Bonjour à tous les apprenants et apprenantes ! Nous revenons cette semaine avec une question qui nous traverse tous l’esprit, et elle est particulièrement pertinente pour celles et ceux visant un haut niveau de compétence dans leur nouvelle langue.

La question de la semaine :

Illustration d’une lettre à Cher Duolingo qui dit : Cher Duolingo, j’adore étudier le français ! J’ai hâte de pouvoir l’utiliser dans le monde. Donc ma question est : qu’est-ce que ça fait d’être bilingue ? Merci, Alix Pédition

Quelle question naturelle pour les monolingues ! On s’habitue à penser, parler, voire rêver dans une seule langue, alors qu’est-ce que ça fait d’en avoir une deuxième (troisième, sixième, ou vingtième) qui vit dans son cerveau ? C’est un peu difficile à décrire !

Le bilinguisme est plus compliqué qu’il n’y paraît : il existe de nombreux types de personnes multilingues, et celles-ci ont presque toutes des compétences et des degrés de confort différents avec chaque langue. Et ces compétences et l’équilibre entre les langues changent aussi tout au long de la vie ! Connaître plusieurs langues (ou dialectes) est un exercice d’équilibre consistant à augmenter ou diminuer les « volumes » linguistiques selon la situation.

Cette semaine, j’ai parlé avec quelques personnes multilingues chez Duolingo pour recueillir leurs réflexions sur ce que c’est que de connaître plusieurs langues !

Être bilingue… c’est incroyable !

Rick (Marketing Analytics Manager) : Je me sens comme un magicien des langues ! C’est particulièrement cool quand les gens commentent la rapidité avec laquelle on peut passer d’une langue à l’autre.

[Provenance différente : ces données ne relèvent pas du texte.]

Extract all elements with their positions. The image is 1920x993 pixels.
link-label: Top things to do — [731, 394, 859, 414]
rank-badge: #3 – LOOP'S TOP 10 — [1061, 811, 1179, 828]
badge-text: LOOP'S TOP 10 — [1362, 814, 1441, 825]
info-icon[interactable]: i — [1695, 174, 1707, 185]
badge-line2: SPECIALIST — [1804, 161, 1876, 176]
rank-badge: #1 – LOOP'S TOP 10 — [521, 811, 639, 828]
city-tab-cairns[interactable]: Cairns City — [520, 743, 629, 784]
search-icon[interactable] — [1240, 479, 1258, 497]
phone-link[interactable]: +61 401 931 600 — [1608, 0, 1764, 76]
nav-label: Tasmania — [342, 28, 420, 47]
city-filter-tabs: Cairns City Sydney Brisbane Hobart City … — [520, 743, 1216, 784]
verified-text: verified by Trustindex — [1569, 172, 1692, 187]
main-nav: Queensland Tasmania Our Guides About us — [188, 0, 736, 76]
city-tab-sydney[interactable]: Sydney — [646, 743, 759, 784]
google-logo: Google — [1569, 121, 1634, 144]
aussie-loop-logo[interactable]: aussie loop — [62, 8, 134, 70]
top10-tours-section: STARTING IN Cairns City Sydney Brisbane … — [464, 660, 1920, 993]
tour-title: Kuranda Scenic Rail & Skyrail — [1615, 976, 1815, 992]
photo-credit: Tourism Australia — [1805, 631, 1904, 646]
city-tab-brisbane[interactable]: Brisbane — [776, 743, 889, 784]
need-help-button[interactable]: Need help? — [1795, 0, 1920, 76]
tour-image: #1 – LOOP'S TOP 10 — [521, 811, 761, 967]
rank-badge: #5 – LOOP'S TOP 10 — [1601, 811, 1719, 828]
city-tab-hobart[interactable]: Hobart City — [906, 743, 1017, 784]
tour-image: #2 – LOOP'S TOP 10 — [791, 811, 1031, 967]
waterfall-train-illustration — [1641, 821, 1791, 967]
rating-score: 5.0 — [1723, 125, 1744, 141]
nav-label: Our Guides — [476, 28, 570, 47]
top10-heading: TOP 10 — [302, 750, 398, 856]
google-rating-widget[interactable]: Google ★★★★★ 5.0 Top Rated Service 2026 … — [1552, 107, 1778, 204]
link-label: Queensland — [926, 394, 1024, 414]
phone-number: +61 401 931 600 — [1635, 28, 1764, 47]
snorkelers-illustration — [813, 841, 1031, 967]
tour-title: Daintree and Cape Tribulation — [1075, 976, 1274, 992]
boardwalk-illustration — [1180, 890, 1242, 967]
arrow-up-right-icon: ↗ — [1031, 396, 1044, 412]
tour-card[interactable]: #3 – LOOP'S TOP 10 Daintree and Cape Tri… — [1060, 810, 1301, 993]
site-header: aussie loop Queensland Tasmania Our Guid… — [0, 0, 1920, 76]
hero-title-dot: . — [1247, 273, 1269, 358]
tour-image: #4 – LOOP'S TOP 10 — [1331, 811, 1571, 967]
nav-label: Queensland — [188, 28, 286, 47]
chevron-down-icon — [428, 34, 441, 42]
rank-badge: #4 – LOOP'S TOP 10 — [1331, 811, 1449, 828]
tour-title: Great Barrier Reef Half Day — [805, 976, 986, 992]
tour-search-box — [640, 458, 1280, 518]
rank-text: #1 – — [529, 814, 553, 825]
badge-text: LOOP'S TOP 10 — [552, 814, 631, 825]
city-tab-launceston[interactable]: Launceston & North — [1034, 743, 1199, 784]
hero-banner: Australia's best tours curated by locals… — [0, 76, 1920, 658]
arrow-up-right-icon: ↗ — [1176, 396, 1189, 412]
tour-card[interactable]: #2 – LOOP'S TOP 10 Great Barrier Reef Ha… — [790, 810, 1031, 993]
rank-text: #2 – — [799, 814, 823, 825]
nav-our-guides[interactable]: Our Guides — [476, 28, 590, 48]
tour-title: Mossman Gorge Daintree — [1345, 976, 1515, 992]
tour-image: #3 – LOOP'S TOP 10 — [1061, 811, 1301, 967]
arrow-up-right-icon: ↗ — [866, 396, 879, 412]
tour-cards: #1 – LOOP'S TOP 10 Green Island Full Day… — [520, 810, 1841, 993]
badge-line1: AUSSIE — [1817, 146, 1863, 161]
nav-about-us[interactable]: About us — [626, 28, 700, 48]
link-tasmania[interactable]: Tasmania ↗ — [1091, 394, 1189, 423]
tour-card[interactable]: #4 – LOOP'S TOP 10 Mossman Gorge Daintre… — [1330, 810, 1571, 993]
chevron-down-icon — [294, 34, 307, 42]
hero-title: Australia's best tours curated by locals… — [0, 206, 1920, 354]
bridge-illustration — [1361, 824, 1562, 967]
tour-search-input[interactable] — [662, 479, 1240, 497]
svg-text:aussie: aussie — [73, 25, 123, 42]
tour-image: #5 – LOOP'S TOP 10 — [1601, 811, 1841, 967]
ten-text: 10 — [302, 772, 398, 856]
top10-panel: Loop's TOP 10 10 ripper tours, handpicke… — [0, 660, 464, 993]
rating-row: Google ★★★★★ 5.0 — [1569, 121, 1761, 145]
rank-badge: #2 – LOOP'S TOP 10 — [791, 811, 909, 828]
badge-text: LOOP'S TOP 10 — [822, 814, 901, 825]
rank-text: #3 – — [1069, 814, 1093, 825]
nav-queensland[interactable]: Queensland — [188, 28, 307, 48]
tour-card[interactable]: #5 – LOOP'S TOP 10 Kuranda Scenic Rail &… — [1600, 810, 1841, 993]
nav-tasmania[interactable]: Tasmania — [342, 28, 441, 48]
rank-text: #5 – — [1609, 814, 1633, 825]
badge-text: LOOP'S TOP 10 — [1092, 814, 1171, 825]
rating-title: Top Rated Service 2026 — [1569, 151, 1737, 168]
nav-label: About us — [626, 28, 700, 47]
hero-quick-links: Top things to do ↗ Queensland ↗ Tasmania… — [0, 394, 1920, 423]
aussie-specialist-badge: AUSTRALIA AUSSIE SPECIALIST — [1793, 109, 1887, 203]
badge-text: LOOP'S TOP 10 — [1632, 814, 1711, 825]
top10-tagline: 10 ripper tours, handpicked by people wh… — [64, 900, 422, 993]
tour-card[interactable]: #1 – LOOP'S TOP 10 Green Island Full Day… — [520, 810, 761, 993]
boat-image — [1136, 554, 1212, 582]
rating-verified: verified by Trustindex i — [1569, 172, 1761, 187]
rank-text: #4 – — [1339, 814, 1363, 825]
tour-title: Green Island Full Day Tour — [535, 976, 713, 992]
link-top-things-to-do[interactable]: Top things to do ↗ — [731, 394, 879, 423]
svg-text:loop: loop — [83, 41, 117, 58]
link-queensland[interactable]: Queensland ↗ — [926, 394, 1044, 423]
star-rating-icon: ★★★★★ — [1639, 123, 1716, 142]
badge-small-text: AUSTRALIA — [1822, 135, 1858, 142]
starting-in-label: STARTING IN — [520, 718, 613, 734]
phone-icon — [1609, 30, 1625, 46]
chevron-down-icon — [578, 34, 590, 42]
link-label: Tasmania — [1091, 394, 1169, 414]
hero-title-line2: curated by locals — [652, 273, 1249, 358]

Anonyme (Software Engineer) : La vie est plus riche et plus épanouie grâce à la diversité de personnes avec qui vous pouvez parler, aux conversations que vous pouvez écouter en cachette, ainsi qu’à la musique, aux livres, à l’art et aux mèmes que vous pouvez apprécier. Même si nous parlons des langues différentes, nous partageons tous les mêmes émotions, sentiments et expériences, et c’est agréable d’avoir accès à plus de vocabulaire pour en parler.

Ramsey (Senior Communications Manager) : Ayant expérimenté à la fois le monolinguisme et le multilinguisme, il a été en quelque sorte transcendant d’acquérir cette nouvelle conscience métalinguistique, qui m’a permis de me rendre compte à quel point le langage est arbitraire et flexible.

Nat (Staff Software Engineer) : Chaque fois que je lis des œuvres traduites du russe vers l’anglais, je me surprends parfois à les retraduire mentalement en russe, surtout s’il s’agit d’une tournure de phrase qui est obscurcie dans la traduction. À chaque fois, j’ai l’impression de découvrir un petit secret !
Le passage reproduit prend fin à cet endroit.